Marla Meehl and Peter O'Neil

SCD's Marla Meehl and Peter O'Neil point out the location of UCAR and the Front Range GigaPoP on the National LambdaRail fiber-optic network.

Photo: Fabian Guerrero, NCAR/SCD

The network of the future

The hard work of Marla Meehl, manager of SCD's Network Engineering and Telecommunications Section, and Peter O'Neil (NETS), a NETS senior engineer, paid off in June 2004 when UCAR joined the National LambdaRail (NLR) on behalf of the Front Range GigaPop (FRGP).
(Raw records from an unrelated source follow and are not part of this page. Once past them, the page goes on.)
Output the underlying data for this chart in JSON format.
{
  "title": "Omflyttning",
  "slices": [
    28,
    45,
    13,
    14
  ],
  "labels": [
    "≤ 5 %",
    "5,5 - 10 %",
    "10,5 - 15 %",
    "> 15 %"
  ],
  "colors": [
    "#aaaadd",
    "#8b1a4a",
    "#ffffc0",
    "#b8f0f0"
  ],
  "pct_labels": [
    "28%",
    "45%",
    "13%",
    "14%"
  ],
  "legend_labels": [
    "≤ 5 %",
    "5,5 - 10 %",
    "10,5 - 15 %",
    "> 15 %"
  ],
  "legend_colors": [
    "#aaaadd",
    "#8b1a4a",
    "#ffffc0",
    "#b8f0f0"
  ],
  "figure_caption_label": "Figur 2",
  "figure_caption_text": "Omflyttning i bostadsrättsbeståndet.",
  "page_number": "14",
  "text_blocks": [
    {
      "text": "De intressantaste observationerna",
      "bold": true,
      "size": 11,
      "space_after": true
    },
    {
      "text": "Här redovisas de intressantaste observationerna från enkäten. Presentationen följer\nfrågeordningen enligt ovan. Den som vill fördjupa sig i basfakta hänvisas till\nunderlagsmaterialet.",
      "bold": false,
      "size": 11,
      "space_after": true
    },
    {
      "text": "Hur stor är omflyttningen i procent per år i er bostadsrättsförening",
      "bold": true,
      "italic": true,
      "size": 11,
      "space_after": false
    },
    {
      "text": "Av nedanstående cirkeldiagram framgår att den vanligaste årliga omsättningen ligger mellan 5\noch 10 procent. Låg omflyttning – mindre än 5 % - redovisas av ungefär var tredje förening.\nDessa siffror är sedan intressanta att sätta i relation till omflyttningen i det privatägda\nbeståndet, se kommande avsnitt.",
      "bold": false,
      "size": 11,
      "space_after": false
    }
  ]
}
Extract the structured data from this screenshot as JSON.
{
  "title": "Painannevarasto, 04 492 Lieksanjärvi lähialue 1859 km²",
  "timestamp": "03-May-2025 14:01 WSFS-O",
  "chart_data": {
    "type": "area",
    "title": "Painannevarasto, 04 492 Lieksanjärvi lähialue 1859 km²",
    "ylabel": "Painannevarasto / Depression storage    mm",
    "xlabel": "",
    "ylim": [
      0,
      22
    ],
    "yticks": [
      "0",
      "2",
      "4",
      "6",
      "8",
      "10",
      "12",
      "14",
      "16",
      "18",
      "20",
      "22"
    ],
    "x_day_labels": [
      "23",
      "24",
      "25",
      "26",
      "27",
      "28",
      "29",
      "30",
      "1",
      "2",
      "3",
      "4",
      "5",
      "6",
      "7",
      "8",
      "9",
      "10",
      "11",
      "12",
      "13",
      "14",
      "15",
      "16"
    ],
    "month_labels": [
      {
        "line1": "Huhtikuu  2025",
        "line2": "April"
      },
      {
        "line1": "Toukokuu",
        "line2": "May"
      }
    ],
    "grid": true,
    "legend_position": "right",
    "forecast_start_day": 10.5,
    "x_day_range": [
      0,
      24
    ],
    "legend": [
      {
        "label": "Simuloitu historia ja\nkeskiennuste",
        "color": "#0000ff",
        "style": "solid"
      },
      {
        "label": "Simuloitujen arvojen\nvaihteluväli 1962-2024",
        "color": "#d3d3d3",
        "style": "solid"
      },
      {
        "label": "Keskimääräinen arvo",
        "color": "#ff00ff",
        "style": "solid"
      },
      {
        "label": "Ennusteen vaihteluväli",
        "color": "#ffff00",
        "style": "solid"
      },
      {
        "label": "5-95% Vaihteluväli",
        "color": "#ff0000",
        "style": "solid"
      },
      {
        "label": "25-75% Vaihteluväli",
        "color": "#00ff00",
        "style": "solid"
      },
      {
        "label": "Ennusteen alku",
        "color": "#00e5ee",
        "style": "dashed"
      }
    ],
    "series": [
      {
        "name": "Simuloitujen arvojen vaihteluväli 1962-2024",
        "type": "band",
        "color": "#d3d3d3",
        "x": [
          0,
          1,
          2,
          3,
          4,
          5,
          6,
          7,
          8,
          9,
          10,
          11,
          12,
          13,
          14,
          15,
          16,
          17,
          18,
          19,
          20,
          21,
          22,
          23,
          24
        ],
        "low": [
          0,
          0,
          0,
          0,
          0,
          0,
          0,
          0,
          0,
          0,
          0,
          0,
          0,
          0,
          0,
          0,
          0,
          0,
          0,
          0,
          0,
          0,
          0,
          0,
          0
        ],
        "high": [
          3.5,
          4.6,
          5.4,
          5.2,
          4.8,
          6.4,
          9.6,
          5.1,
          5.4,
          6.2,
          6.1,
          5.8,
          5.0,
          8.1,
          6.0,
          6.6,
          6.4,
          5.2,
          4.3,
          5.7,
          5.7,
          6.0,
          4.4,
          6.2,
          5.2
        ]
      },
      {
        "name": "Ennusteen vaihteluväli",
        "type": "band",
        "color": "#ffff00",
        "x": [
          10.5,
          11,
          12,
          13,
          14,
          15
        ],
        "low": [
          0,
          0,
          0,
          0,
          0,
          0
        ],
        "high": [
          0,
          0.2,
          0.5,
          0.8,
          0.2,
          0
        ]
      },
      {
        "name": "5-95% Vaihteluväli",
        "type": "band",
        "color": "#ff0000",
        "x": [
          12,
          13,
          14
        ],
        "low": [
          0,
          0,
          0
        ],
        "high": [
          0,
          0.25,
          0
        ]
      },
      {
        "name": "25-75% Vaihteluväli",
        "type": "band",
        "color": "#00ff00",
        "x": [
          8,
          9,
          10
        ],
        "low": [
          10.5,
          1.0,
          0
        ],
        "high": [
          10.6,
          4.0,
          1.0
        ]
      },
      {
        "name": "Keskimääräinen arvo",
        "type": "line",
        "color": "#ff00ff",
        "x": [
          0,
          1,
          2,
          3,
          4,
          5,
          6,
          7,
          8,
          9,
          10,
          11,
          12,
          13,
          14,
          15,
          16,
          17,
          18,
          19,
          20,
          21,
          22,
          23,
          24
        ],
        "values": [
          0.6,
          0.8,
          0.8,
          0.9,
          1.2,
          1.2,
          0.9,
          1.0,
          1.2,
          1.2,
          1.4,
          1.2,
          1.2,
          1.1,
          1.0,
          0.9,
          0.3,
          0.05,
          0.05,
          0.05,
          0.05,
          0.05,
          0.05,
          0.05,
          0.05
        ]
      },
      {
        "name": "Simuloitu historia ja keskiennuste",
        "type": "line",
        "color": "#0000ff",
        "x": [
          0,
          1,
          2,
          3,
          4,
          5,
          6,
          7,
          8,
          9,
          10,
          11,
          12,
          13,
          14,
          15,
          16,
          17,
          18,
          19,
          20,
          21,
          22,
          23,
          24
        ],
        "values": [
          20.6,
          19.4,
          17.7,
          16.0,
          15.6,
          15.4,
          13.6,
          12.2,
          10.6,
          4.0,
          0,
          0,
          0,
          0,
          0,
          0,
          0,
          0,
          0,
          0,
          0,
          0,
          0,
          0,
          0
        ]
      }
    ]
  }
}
NLR is a consortium of leading U.S. research universities and private-sector technology companies deploying a nationwide networking infrastructure, while the FRGP is a consortium of universities, nonprofit corporations, and government agencies that share Wide Area Network services along the Colorado Front Range, Wyoming, and Utah.

NLR's leading-edge fiber-optic technology will support scientific research as well as the development of new Internet applications and services. The increased flexibility and capacity of the network will enable the NCAR community to link models and move data faster and more reliably on dedicated lines.

Marla and Peter championed the effort to bring UCAR and the FRGP into the NLR, working for two years to develop a solution that would be viable financially, practically, and legally for the many organizations involved.

Their labor bore fruit when UCAR/FRGP joined the fiber-optic network in June, along with Cornell University, the Louisiana Board of Regents, the Oklahoma State Board of Regents; the Texas Lonestar Education and Research Network, and the University of New Mexico. Other members of the NLR network include the Corporation for Education Network Initiatives in California, the Pacific Northwest GigaPop, Pittsburgh Supercomputing Center, Duke University, the Mid-Atlantic Terascale Partnership, Virginia Tech Foundation, Cisco Systems, Internet2, Florida LambdaRail, Georgia Institute of Technology, and the Committee on Institutional Cooperation.

"Universities and scientific organizations, working together, have achieved a high-performance, experimental network infrastructure that will enable scientific discovery on many fronts," says Marla, noting that NLR will be an important resource for NCAR's atmospheric sciences community.